Offer a Little Grace and Provide Feedback

No leader gets it right all the time. We don’t. They don’t. Perhaps the rollout of a decision is clumsy, or maybe several key stakeholders weren’t consulted.

Once I rolled out a decision and realized after the fact that a very key stakeholder, who should have been given a heads up on what was coming, was surprised and caught off guard. As we planned to roll out the decision, we simply overlooked this key individual. I know it seems hard to imagine that this could have happened, but it did. When we realized it, I immediately went to his office, apologized to him, and owned my mistake. I didn’t make excuses. I said it shouldn’t have happened. Period. Full stop.

So, we should offer a little grace that none of us gets it right all the time. The leaders of our organization won’t get it right all the time, nor will our cross-functional peers. And neither will we.

But offering grace is not enough; we also need to offer feedback. We should see leaders improving over time and not repeating the same mistakes. If we do not see that progress and learning, then it is fair that our grace will begin to dissipate.

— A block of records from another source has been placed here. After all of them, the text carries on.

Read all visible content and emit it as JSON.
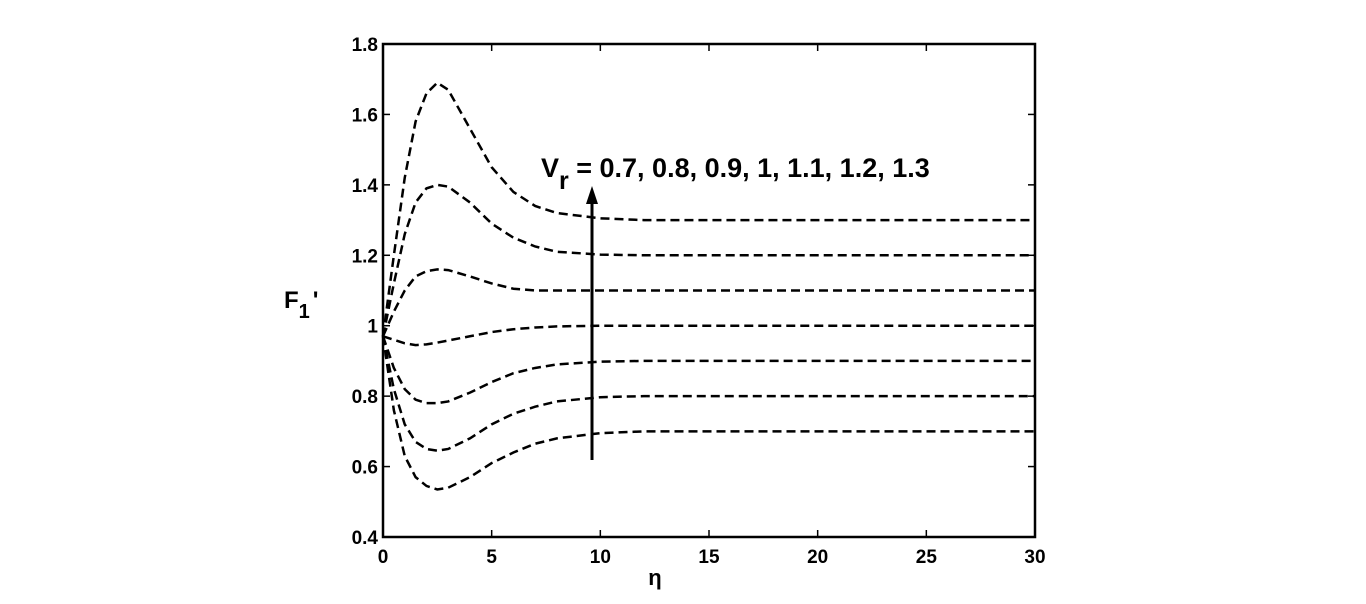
{
  "chart_data": {
    "type": "line",
    "annotation": {
      "base": "V",
      "sub": "r",
      "rest": " = 0.7, 0.8, 0.9, 1, 1.1, 1.2, 1.3"
    },
    "xlabel": "η",
    "ylabel": {
      "base": "F",
      "sub": "1",
      "rest": "'"
    },
    "x": [
      0,
      0.5,
      1,
      1.5,
      2,
      2.5,
      3,
      4,
      5,
      6,
      7,
      8,
      10,
      12,
      15,
      20,
      25,
      30
    ],
    "series": [
      {
        "color": "#000000",
        "values": [
          0.97,
          1.2,
          1.42,
          1.58,
          1.66,
          1.69,
          1.67,
          1.56,
          1.45,
          1.38,
          1.34,
          1.32,
          1.305,
          1.3,
          1.3,
          1.3,
          1.3,
          1.3
        ]
      },
      {
        "color": "#000000",
        "values": [
          0.97,
          1.12,
          1.26,
          1.35,
          1.39,
          1.4,
          1.395,
          1.35,
          1.29,
          1.25,
          1.225,
          1.21,
          1.202,
          1.2,
          1.2,
          1.2,
          1.2,
          1.2
        ]
      },
      {
        "color": "#000000",
        "values": [
          0.97,
          1.04,
          1.1,
          1.14,
          1.155,
          1.16,
          1.158,
          1.14,
          1.12,
          1.105,
          1.1,
          1.1,
          1.1,
          1.1,
          1.1,
          1.1,
          1.1,
          1.1
        ]
      },
      {
        "color": "#000000",
        "values": [
          0.97,
          0.96,
          0.95,
          0.945,
          0.947,
          0.952,
          0.958,
          0.97,
          0.982,
          0.99,
          0.995,
          0.998,
          1,
          1,
          1,
          1,
          1,
          1
        ]
      },
      {
        "color": "#000000",
        "values": [
          0.97,
          0.88,
          0.82,
          0.79,
          0.78,
          0.78,
          0.785,
          0.81,
          0.84,
          0.865,
          0.88,
          0.89,
          0.898,
          0.9,
          0.9,
          0.9,
          0.9,
          0.9
        ]
      },
      {
        "color": "#000000",
        "values": [
          0.97,
          0.82,
          0.72,
          0.67,
          0.65,
          0.645,
          0.65,
          0.68,
          0.72,
          0.75,
          0.77,
          0.785,
          0.797,
          0.8,
          0.8,
          0.8,
          0.8,
          0.8
        ]
      },
      {
        "color": "#000000",
        "values": [
          0.97,
          0.76,
          0.63,
          0.57,
          0.545,
          0.535,
          0.54,
          0.57,
          0.61,
          0.64,
          0.665,
          0.68,
          0.695,
          0.7,
          0.7,
          0.7,
          0.7,
          0.7
        ]
      }
    ],
    "xlim": [
      0,
      30
    ],
    "xticks": [
      0,
      5,
      10,
      15,
      20,
      25,
      30
    ],
    "ylim": [
      0.4,
      1.8
    ],
    "yticks": [
      0.4,
      0.6,
      0.8,
      1,
      1.2,
      1.4,
      1.6,
      1.8
    ],
    "grid": false,
    "line_style": "dashed"
  }
}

We also need to be willing to receive feedback, learn, and improve ourselves.

Seeing Beyond the “Joker”: Preparing for Meaningful Dialogue

These recommendations will help you lay the foundation for constructive conversations in all directions. Often, these conversations are challenging, which is why they are called “difficult conversations.” But one of the most important ways to make these conversations less difficult is to prepare thoughtfully. That means moving beyond our own assumptions and beginning to understand the broader context and others’ perspectives.

Challenging yourself to consider what information, vantage point, or incentives might be at play for others will help you generate alternative hypotheses about their actions. When you have multiple possible hypotheses, you can then test them. This means starting with inquiry before advocacy and, in the process, laying the foundation for more constructive conversations.

By doing this, you might find that those around us aren’t really “jokers” or “clowns.” Instead, they are well-intentioned individuals doing their best within the context, information, and incentives they have. And they may come to see that you aren’t a joker or a clown either, but someone equally well-intentioned.


P.S. The one situation I’ve not addressed is the work colleague, or “friend,” who prattles on about themselves for two hours (“Enough about me, what do you think about me?”) Here are just a few of the many options for handling this challenge.

First, you could say, “Hey, I want to jump in here to make an observation related to what you were just talking about.”

Second, ask them to reflect: “Wow, that sounds like a full week. What was one thing you learned or that you would do differently if you could?” This often slows down the speeding train of word salad and triggers a two-way conversation.

Third, make a game of it to just see how long the conversation can go without them asking you a single question. My record is about 2 hours. I was sitting next to a businessperson on an international trip with a non-profit organization. I learned about where he lived, his entire family, a detailed story about his connection to the organization we were traveling with, the nature of his business, the challenges of the supply chain, the positioning of their product in the market, the name of his dog, cat, and pet gerbil (well, maybe not this last one). He learned that I worked at the University of North Carolina. 🤷‍️

Fourth, don’t have dinner with them again because they are a joker or a clown.